Gold

Gold-Matthew-McConaughey

Gold is the third straight movie we’ve seen that focuses exclusively on a single character obsessed with conquering his world (see also *Live by Night* and *The Founder*). In this case the character is our main man, Matthew McConaughey, as a mineral prospector whose Nevada ‘plays’ have come to an end by the late 1980s, so he sets his sights to his dreams about the vast untapped wealth of rural Indonesia. From that point, the movie splits its time between the lushness of the jungle in one part of the world, to the arid semi-mountainous climes of Nevada in another, to the concrete jungle that is Wall Street that bankrolls the whole affair.

Actually, that is not quite right.  There are two candidates for main character, which the viewer has to sort out on their own.  The first candidate, of course, is McConnaughey as Kenny — a rambling guy with a protruding gut, a spectacularly receding hairline, and a tooth issue that I can’t quite put my finger on, who is often seen sporting tighty whities that are neither tight nor white. There are very few if any scenes where Kenny isn’t the focal point, and he is mostly fun to watch.  Big props to him for looking pretty much like a fat guy on a bender  from wire to wire in this one. The other main character is Edgar Ramirez as the gold whisperer, Michael Acosta, who gets to play the sharp-dressed man here, and is beautiful doing so.  I still can’t decide if he nailed it with his performance or if he kind of sucked. I’m leaning toward nailed it, with the suckiness coming more from some unevenness of the plot and pacing and incidentals.

As for that plot, wow, a movie about hardrock mineral exploration and development, a subject that has fascinated me for some time now.

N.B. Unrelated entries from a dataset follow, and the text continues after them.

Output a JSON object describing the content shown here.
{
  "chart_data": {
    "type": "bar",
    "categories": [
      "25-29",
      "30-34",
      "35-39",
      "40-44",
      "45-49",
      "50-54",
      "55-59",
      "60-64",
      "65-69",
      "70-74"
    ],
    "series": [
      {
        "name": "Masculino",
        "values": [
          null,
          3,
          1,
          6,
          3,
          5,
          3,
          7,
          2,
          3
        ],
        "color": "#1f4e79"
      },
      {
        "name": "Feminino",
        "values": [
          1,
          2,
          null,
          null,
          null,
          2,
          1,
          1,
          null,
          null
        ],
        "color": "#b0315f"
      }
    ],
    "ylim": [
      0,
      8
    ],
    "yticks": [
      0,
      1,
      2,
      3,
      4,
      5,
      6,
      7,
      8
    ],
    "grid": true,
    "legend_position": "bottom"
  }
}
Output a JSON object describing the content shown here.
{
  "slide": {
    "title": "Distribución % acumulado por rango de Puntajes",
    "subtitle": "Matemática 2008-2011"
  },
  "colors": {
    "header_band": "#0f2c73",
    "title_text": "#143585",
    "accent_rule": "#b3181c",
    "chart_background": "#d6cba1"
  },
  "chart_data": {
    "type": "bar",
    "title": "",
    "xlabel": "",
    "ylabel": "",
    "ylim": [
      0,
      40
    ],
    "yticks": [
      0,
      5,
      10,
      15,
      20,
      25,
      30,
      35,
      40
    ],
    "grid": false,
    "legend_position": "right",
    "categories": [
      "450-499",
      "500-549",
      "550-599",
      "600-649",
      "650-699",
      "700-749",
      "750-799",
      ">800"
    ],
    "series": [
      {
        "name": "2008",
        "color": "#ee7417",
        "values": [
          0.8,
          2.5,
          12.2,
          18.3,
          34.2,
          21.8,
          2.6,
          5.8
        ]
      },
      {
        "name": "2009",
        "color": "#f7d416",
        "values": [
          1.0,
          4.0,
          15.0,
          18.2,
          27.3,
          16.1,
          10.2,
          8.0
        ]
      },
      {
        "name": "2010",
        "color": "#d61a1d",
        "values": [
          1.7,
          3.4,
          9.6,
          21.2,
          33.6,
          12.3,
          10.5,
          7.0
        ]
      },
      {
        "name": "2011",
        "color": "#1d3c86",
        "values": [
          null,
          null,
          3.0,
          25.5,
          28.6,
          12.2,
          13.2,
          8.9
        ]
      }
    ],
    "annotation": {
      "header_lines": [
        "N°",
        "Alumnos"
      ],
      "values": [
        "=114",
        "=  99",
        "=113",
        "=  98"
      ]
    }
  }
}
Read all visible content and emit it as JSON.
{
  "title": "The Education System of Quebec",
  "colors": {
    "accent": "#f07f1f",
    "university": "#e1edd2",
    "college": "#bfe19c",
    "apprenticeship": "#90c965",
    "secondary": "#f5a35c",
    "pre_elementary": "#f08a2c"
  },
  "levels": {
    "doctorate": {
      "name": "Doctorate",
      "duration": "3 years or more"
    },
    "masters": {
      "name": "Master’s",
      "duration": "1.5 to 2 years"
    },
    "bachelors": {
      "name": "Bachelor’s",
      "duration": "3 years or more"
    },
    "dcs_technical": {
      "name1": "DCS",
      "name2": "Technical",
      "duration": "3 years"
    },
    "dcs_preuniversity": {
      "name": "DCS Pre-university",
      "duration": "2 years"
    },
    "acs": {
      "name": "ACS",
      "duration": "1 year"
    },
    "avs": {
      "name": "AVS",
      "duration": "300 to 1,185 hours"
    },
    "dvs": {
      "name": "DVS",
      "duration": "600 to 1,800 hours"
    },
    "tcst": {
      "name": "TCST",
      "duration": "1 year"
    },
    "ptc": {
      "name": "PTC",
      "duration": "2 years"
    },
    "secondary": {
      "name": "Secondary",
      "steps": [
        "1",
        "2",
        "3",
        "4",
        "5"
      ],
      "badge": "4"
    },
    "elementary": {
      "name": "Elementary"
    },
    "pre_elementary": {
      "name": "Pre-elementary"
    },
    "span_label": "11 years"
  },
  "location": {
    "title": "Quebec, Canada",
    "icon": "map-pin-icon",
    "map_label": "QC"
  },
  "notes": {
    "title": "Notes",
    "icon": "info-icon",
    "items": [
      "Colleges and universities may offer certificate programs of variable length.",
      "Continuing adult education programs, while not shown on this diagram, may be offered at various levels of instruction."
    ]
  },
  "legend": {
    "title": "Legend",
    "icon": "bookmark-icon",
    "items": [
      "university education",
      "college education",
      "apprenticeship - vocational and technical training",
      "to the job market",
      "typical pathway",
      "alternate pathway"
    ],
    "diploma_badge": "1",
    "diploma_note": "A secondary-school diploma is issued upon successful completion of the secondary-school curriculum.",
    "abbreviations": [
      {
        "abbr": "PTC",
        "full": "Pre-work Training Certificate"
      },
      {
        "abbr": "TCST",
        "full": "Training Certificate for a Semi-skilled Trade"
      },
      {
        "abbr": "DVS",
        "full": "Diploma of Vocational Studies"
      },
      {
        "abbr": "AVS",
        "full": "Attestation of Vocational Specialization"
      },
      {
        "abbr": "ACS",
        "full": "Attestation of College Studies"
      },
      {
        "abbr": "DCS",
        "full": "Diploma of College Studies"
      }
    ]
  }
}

Gold, we have been told for centuries, has a peculiar power over mankind and it makes men do things that people who haven’t had that feeling are at a loss to explain – sort of like love, only heavier.Why, it was Adam Smith himself who said that

Of all those expensive and uncertain projects which bring bankruptcy upon the greater part of the people that engage in them, there is none perhaps more perfectly ruinous than the search after new silver and gold mines.

Indeed, we get plenty of that vibe here. The movie begins during the minerals boom of the late 1970s and early 1980s (when we were “running out” of resources) and quickly moves to the bust of the late 1980s, putting the protagonist in a sorry state and primed for that one last gamble that might pay off. We’ve seen this film before in a million different contexts, and this somehow rings true anyway, possibly because it is a story as old as the hills that we are digging up.

Realizing his prospects in Nevada are dead, he gets on a plane to find Acosta and see about this crazy “Ring of Fire” theory they have on mineral deposition. Soon, the two are literally up the river setting up camp (Great homage to Easy Rider with the “Do you have a hat?” query before they got in the boat, joining the two on the road trip for obsessed prospectors).  Then we get to the financing, the financers (Stacy Keach in a modern western!), IPOs, capital formation, project development, etc, etc., all humming along to the 80s techno soundtrack that included New Order, Joy Division, The Pixies, some instrumentals that sounded like they were lifted from the Sexy Beast soundtrack, and other stuff probably contemporary of the period — in other words, nothing like what people were listening to in Reno or in Jakarta.

On that note, I was struck by the absence of cowboy boots and big belt buckles on the Reno sets (though there were a few bolo ties if memory serves). Aside from that, however, the unpleasantness of jungle life and the not quite comfortable accommodations of Nevada offices and bars came through nicely, and was it just me, or did I leave the theater smelling like a pack of Winstons?

While the movie has something to say about the excesses of financial capitalism and the capriciousness of government edict, it is largely silent on the massive project itself. That is, these men (and one woman, played by Rachel Taylor, but who looks a lot like Blair from the Facts of Life, adding to the 80s vibe, though her role in the whole affair is rather sketchy) plan to dig a giant pit in the middle of what is an indisputably gorgeous area, bordering on the main water supply of the locals there. Modern hardrock mining is extra-ordinarily environmentally “intense” (best-case scenario), and the transformation of that area would have undoubtedly been both complete and permanent. We are told this is a very rich find – an eighth of an ounce of gold per ton of material processed. Can you imagine? Probably not. That’s over 125 million tons of material dug up and ground up per pound of gold if you’re doing the arithmetic. A shot of the operations working out the massive craters in Nevada would have given this movie some perspective on the disconnect between guys in suits smoking cigarettes and boozing it up and the reality that is modern commercial gold mining. Kenny and Michael “get their hands dirty,” but when the hole quits giving, they get to go back to their tuxedos and extensive bar tabs and the locals are left with the aftermath.

All in all, I liked this movie despite some of these shortcomings — the biggest one being too short-lived and too stupid to dwell upon.  For someone with different sensibilities, I can see any number of potential deal breakers that could leave you muttering to yourself. So you can take your $5 and see this movie with some popcorn on Tuesday, or buy yourself approximately 0.02 ounces of gold.